Fix Tumblr import #548

dmdeller · 2024-08-22T22:16:02Z

I was trying to run the Tumblr importer under Ruby 3 and the latest Jekyll, and I ran into these two problems, when using the option --rewrite_urls true:

There was a call to URI.encode() which was removed in Ruby 3. This causes an uncaught exception. This PR fixes this by replacing it with URI::Parser.new.escape().
The redirect URLs generated were incorrect, which caused a 404 when a user tries to follow one of the old Tumblr-style links.

(Neither problem occurs when not using that option. I needed that option, though.)

It was generating URLs like this: /2024/08/22/2019-04-03-how-i-handle-errors-in-ios-apps.html (Today's date is incorrectly used as the directory path, and then the actual original date of the post is incorrectly inserted into the slug)

It should have been generating URLs like this: /2019/04/03/how-i-handle-errors-in-ios-apps.html (Correctly matches where the imported post ends up after jekyll build)

The second issue was somewhat trickier to fix.

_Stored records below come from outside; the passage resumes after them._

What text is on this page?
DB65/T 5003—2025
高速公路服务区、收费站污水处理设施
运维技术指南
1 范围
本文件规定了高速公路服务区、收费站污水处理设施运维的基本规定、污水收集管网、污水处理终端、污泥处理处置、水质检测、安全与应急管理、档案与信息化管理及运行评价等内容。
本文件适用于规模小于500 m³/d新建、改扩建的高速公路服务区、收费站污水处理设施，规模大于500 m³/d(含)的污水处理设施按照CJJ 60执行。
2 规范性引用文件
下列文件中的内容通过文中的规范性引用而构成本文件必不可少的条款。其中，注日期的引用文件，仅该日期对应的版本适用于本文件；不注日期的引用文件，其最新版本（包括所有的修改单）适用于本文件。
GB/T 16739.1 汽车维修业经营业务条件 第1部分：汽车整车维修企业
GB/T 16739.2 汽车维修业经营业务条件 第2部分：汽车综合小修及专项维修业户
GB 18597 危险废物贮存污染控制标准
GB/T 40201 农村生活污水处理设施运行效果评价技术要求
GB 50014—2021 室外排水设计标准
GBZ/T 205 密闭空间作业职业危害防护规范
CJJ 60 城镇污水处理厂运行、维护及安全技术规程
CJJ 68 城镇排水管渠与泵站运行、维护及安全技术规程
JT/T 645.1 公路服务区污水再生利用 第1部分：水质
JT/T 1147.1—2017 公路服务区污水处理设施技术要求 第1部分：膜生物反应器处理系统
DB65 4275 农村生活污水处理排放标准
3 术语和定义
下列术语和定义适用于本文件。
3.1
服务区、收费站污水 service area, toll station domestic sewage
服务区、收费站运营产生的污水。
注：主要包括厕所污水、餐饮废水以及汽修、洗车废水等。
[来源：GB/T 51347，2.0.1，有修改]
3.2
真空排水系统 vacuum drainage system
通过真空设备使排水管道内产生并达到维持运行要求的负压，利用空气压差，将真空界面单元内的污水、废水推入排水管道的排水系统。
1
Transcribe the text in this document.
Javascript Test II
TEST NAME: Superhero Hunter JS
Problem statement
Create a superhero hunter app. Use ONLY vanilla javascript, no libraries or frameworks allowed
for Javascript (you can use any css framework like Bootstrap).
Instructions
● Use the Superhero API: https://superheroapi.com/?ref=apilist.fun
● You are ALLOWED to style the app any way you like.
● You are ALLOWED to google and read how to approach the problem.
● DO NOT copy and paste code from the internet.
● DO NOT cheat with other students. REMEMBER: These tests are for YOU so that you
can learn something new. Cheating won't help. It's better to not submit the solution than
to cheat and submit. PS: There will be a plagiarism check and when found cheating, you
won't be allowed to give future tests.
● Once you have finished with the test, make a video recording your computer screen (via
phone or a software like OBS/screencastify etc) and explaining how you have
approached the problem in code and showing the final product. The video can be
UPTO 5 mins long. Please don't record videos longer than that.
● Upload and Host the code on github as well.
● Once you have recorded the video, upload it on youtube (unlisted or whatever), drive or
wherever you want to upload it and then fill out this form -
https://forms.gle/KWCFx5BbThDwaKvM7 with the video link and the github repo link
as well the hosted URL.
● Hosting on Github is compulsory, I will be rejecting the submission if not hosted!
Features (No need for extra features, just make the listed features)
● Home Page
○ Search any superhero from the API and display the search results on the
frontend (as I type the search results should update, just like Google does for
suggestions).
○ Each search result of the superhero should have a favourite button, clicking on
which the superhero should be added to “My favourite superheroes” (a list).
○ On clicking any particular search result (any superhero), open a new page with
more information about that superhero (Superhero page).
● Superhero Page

I'm not familiar with the Jekyll::Document API. I couldn't figure out why it returns the wrong result. Instead, I resorted to just assembling the string manually (which required passing a little more data to rewrite_urls_and_redirects() than was being done previously).

I'm open to feedback for how to improve this further. Thanks for taking a look!

parkr · 2024-08-30T07:55:20Z

lib/jekyll-import/importers/tumblr.rb

            jekyll_url = if Jekyll.const_defined? :Post
                           Jekyll::Post.new(site, site.source, "", "tumblr/#{post[:name]}").url
                         else
-                           Jekyll::Document.new(site.in_source_dir(relative_path), :site => site, :collection => site.posts).url
+                           "/" + Date.parse(post[:date]).to_s.tr("-", "/") + "/" + post[:slug] + ".html"


I believe these two changes output the files in different places than the current code does. Perhaps we should check this with a test to ensure a proper Jekyll site is output. I believe the goal was to write all the posts into the _posts directory so that they can be paginated and have all the goodies that come with documents in collections.

When run with the flag --rewrite_urls true, the Tumblr importer outputs files in two different places:

_posts for the full text blog articles

post for the redirects. These are simple files that do not contain any text of the blog posts, but instead only contain an HTML meta tag which causes the browser to redirect to the new, canonical blog post URL. The purpose of this is to avoid breaking URLs in the style that Tumblr used to use, prior to the blog being migrated to Jekyll. Tumblr-style URLs look like https://blog.domain.example/post/1234567890/blog-post-title-slug. So, these need to be redirected and this is how it is done.

When run without the flag --rewrite_urls true, only the former file location is used, and redirects are not generated.

The changes in my PR only apply to the latter file location. The former location still continues to generate as normal, and is not affected by my changes (that is handled by different code in a different method). It is true that the latter code does not output to the standard _posts location, but as you can see, there is a reason for this.

My PR does not change this overall behavior, it is the same as before; it was already being written to both _posts and post. However, the existing code generates incorrect HTML, as I wrote earlier, and my PR fixes that. My PR does not change the directory structure or file locations.

My apologies for not writing a unit test for this. I ran into some difficulty with the development dependencies, because I don’t have MySQL, PostgreSQL, etc. installed (they are not necessary for the Tumblr importer) and I didn’t have time to look into that. As a result I was unable to get the unit tests running locally.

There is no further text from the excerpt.